What fasta size parameter where you using? Are any of the calls to IEDB successful with a smaller set or does it always get stuck on the very first "chunk"? If you chose a very small fasta size (like <5) do any of the chunks succeed?

Does the fasta that gets fed to IEDB contain frameshift sequences? What length of the downstream sequence did you chose? Is there maybe a sequence in there that is extremely long (thousands of amino acids)? If so, you can try decreasing the --downstream-sequence-length and see if that fixes things.

pVACseq creates intermediate fasta files for each chunk. You could try running the one that gets stuck through IEDB standalone and see if there maybe is an error message that pVACseq isn't catching. However, if after trying everything above, you still encounter this problem and IEDB simply stops processing, there isn't much that pVACseq can do there. You might need to put in a help desk ticket with IEDB to further assess this problem. I can imagine that for these consensus algorithms, a machine with more resources might be necessary but this is purely speculation on my part.

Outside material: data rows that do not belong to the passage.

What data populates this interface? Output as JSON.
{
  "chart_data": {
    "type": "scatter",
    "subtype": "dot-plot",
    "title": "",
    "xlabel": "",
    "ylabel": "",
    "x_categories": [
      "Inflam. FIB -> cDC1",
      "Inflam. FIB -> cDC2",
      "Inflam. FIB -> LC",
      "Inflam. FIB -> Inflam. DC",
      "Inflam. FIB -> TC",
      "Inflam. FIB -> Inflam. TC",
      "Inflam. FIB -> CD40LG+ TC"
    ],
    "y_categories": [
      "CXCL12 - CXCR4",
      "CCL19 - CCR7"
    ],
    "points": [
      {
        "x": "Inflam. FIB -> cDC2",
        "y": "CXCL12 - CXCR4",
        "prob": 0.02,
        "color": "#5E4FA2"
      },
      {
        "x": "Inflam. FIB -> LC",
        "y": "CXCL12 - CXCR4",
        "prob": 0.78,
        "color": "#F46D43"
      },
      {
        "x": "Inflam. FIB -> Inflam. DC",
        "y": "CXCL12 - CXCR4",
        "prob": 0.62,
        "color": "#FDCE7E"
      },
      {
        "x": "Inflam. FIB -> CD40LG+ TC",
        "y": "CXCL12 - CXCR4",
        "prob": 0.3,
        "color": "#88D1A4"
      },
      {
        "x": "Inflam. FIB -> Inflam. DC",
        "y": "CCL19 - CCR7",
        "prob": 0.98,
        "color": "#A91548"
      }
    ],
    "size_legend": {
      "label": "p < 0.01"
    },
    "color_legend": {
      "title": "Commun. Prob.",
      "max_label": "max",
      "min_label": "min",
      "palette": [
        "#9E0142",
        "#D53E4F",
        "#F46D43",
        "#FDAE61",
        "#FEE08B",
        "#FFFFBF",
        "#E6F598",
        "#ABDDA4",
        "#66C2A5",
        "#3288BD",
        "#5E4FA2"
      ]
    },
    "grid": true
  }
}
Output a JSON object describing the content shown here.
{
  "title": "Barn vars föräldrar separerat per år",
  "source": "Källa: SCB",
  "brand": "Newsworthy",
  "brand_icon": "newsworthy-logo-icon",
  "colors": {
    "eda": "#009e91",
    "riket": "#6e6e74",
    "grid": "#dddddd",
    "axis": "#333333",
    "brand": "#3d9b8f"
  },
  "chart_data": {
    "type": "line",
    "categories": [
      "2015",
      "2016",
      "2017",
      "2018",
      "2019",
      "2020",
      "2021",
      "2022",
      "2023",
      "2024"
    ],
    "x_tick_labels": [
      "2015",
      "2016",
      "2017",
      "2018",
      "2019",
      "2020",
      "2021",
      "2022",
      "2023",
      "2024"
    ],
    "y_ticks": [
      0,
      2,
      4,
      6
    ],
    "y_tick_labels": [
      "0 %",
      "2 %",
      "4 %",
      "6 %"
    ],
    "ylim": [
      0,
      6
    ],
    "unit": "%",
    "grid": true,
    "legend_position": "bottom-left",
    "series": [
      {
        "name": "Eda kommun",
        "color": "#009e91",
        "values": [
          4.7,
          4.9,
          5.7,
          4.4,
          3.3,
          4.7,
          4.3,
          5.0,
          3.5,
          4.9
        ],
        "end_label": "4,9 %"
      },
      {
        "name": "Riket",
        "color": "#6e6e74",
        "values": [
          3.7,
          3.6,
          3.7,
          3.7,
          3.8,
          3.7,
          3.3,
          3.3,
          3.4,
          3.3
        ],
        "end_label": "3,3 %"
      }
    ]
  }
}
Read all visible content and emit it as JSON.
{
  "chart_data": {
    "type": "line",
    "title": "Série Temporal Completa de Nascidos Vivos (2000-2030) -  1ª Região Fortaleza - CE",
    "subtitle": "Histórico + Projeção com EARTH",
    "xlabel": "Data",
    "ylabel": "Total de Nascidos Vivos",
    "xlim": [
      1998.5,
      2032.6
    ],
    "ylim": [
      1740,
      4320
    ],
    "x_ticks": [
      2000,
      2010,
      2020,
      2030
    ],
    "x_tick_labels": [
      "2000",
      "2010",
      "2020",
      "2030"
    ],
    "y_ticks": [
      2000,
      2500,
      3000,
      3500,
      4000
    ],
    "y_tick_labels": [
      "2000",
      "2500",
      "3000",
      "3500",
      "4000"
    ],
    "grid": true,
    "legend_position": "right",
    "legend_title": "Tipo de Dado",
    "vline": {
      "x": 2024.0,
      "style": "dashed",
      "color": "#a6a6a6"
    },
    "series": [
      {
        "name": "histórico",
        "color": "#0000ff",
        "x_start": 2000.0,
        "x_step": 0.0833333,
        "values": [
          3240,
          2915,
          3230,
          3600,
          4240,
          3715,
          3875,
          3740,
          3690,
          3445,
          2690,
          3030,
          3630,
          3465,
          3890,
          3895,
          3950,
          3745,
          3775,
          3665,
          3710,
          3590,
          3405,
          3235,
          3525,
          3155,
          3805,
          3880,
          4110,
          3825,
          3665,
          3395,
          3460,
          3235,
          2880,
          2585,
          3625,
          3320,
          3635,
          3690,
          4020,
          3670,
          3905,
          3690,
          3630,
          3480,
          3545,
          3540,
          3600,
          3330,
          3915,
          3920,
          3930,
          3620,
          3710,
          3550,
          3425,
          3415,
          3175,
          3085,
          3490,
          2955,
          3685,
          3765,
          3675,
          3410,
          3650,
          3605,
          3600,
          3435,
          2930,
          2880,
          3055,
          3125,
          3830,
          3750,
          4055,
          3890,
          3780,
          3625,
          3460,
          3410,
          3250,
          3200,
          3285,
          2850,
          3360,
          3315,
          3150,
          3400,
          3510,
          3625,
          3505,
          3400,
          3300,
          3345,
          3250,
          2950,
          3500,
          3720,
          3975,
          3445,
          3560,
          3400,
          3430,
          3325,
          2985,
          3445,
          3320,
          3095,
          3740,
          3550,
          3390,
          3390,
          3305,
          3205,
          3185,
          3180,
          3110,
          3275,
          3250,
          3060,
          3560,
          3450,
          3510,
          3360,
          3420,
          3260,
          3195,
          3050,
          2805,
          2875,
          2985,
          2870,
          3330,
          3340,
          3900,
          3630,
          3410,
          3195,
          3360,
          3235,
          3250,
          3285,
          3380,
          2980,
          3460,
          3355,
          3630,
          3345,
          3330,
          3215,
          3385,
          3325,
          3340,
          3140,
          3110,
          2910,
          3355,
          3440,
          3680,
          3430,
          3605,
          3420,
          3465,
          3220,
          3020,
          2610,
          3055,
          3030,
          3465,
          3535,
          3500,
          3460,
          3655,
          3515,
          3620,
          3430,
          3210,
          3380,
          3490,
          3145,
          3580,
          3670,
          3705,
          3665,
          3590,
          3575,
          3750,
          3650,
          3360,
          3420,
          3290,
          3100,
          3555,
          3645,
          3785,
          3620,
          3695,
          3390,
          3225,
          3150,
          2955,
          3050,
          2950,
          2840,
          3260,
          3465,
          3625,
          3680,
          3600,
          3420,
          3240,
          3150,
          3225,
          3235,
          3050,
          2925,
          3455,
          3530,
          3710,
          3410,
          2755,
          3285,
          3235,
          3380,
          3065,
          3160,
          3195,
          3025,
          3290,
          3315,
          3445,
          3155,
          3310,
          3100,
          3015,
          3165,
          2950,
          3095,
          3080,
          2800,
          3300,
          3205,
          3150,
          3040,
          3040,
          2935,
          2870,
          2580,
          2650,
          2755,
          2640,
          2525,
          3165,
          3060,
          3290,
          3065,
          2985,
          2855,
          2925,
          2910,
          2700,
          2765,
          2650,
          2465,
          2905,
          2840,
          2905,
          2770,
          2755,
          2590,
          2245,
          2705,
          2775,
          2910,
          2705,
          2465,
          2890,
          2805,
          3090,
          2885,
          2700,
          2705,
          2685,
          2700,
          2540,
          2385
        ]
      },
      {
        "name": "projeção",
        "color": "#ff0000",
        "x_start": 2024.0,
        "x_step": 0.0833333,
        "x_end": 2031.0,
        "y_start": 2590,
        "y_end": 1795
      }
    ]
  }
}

I don't know enough about how these algorithms are run but the folks are IEDB might be able to help more.

ktroule commented 6 years ago

Thanks.

I've been trying with chunks of 6 I'll try to use IEDB with the latest chunk to see what a happens, I'll also to reduce the --downstream-sequence-length from the original 1000 to 100 to see what happens. Thanks

ktroule commented 6 years ago

I still have to test it in all samples, but it looks setting --downstream-sequence-length 100 such way works with no problem.

Thanks

susannasiebert commented 6 years ago

Glad that fixed it. Is it ok to resolve this issue?

ktroule commented 6 years ago

Sure. Thanks for your help, everything is working fine.